No todos los terapeutas trabajan con diagnósticos, es decir, no todos están acostumbrados o cómodos diagnosticando, o no creen que sea necesario (por formación o creencias personales). De igual manera, no todos los usuarios que acuden a terapia quieren que se les diagnostique pero hay muchos otros que sí.

De ese grupo, de los que quieren saber lo que les está pasando, y quieren que se les dé un nombre a su problema, hablaremos hoy. Porque no suele ser nada sencillo diagnosticar, y muchas veces se ponen etiquetas erróneas, ya sea por falta de formación, falsas atribuciones a síntomas poco claros o desconocimiento de ciertas patologías.

En realidad, etiquetar a alguien de algo que no tiene puede resultar un grave problema para el individuo. Se le atribuyen una serie de síntomas que pueden no presentarse, o incluso podrían darse como una profecía autocumplida (si te dicen que debes mostrar X síntoma, al final de tanto repetírtelo para encajar en el diagnóstico, puedes acabar presentándolo).

Otro caso aparte y que se da muchísimo en la clínica (sobre todo en ciertas patologías poco estudiadas o en síndromes muy limitados a edades o sexos en concreto) es el caso de los diagnósticos tardíos. Ya sea porque nunca se le ha explorado lo suficiente, porque su terapeuta no lo ve necesario, o por otros motivos, muchos pacientes acaban descubriendo que tienen cierta problemática al cabo de muchos años de haber iniciado la terapia. Casos claros de esto son las personas adultas con TEA (trastorno del aspecto autista) de alto funcionamiento o pacientes con trastornos de la personalidad, aunque podríamos alargar mucho la lista.

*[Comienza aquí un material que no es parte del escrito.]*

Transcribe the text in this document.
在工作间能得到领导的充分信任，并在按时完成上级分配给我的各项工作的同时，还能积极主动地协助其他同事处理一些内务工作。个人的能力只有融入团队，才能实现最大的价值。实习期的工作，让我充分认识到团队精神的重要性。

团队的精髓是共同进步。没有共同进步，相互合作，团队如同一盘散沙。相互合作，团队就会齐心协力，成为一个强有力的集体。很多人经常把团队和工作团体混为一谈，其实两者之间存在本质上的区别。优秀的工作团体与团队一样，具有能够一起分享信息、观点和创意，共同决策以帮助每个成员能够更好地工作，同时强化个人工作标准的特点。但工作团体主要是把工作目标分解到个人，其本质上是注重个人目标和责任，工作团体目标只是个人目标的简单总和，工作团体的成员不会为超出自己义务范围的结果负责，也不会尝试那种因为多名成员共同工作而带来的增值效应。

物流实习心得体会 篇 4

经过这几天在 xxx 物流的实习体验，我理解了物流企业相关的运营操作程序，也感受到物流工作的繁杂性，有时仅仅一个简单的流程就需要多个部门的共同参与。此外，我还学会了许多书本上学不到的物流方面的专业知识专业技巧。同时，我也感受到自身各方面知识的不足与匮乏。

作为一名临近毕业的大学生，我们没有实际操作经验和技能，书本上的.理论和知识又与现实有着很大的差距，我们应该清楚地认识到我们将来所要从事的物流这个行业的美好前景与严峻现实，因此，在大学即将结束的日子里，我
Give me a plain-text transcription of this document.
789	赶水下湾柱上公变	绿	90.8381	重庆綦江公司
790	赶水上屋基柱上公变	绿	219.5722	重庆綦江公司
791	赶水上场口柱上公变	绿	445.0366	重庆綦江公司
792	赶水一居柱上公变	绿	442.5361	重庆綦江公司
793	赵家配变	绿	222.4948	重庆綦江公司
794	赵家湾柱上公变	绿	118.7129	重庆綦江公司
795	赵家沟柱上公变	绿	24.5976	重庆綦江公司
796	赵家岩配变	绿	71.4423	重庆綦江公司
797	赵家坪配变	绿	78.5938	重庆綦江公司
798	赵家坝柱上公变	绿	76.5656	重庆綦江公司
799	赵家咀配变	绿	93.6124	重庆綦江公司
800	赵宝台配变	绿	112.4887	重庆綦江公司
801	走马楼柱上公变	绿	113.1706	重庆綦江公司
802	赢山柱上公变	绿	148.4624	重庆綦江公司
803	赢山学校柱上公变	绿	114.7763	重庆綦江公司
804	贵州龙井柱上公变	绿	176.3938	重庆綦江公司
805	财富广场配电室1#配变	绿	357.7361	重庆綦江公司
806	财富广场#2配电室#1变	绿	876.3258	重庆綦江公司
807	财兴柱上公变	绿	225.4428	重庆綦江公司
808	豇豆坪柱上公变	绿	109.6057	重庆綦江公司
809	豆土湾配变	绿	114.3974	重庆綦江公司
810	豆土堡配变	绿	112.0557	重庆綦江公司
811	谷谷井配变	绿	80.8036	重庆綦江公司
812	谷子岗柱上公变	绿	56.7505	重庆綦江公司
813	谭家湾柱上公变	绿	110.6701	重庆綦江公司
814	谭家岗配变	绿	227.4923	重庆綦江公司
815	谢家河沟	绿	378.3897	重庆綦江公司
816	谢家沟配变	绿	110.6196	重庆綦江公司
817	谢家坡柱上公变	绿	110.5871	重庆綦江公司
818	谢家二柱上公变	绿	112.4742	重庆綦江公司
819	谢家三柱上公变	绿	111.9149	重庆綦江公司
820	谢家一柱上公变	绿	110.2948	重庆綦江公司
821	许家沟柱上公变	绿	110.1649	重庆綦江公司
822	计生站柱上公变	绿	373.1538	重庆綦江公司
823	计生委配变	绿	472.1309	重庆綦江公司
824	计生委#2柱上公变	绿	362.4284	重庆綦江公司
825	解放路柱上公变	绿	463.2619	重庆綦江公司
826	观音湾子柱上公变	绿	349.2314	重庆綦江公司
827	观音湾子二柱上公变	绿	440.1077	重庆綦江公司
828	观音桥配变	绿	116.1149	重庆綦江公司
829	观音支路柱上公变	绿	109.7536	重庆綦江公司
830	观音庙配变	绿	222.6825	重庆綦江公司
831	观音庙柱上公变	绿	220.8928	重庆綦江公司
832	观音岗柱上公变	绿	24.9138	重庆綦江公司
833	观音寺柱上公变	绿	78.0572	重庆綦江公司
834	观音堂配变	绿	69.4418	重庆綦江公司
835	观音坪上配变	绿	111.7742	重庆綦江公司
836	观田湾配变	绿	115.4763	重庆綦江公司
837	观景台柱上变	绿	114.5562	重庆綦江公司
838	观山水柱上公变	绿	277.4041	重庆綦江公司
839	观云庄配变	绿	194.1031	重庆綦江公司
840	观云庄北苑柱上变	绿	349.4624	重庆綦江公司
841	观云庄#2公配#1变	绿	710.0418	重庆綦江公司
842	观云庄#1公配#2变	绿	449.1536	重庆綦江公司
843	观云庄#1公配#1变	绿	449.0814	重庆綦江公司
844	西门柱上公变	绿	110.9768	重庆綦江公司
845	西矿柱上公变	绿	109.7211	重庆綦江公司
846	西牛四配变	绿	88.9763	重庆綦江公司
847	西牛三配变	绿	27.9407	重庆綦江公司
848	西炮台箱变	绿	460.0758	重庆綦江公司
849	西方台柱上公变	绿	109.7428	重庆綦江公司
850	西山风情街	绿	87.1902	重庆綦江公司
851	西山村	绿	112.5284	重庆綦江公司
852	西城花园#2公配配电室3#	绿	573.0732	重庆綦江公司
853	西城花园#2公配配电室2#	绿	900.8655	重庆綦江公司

Recibir una etiqueta diagnóstica siempre supone un impacto para el individuo, porque una patología mental es algo que puede resultar grave o que supone volver a “reconstruirse” en términos de identidad.

Recibir el diagnóstico tardíamente puede resultar peor, puesto que el paciente siente que se ha pasado por alto algo importante durante mucho tiempo, y acuden pensamientos del tipo “si lo hubiera sabido antes, hubiera podido trabajarlo de forma distinta”, “ahora entiendo por qué actúo así en la mayoría de ocasiones”, etc. Puede haber un sentimiento de frustración hacia los profesionales que le han tratado por no darle a conocer el diagnóstico o no haberlo identificado.

Aún así, puede pasar algo que sucede a muchas personas con un diagnóstico: la esperanza de saber que ya se sabe contra que se tiene que luchar. Enmarcar el problema en una nomenclatura resulta muy útil para buscar ayuda especializada, iniciar un tratamiento psicofarmacológico más específico o incluso aprender sobre cómo afecta a las acciones y pensamientos y poder resolverlo. Es por eso tan importante que se diagnostique de forma temprana, aunque no se etiquete al usuario (por motivos personales del terapeuta o porque el paciente no lo quiera saber). Cuanto antes tengamos claro qué es lo que sucede, y lo enmarquemos y expliquemos de forma detallada, mejor pronóstico tendrá la persona afectada.

La verdadera problemática de los diagnósticos tardíos es más global, porque significa que hay muchas personas esperando una explicación a lo que les sucede, y no saben por dónde empezar a buscar las respuestas. Mi consejo como psicóloga y paciente es sencillo: buscar y buscar hasta que se dé con un terapeuta que pueda responder a esas incógnitas o que pueda dar una explicación detallada de lo que está sucediendo. Buscar a profesionales especializados en el trastorno, acudir a asociaciones para pedir información, buscar grupos de autoayuda o pedir segundas opiniones es fundamental para que el problema se pueda atajar cuanto antes.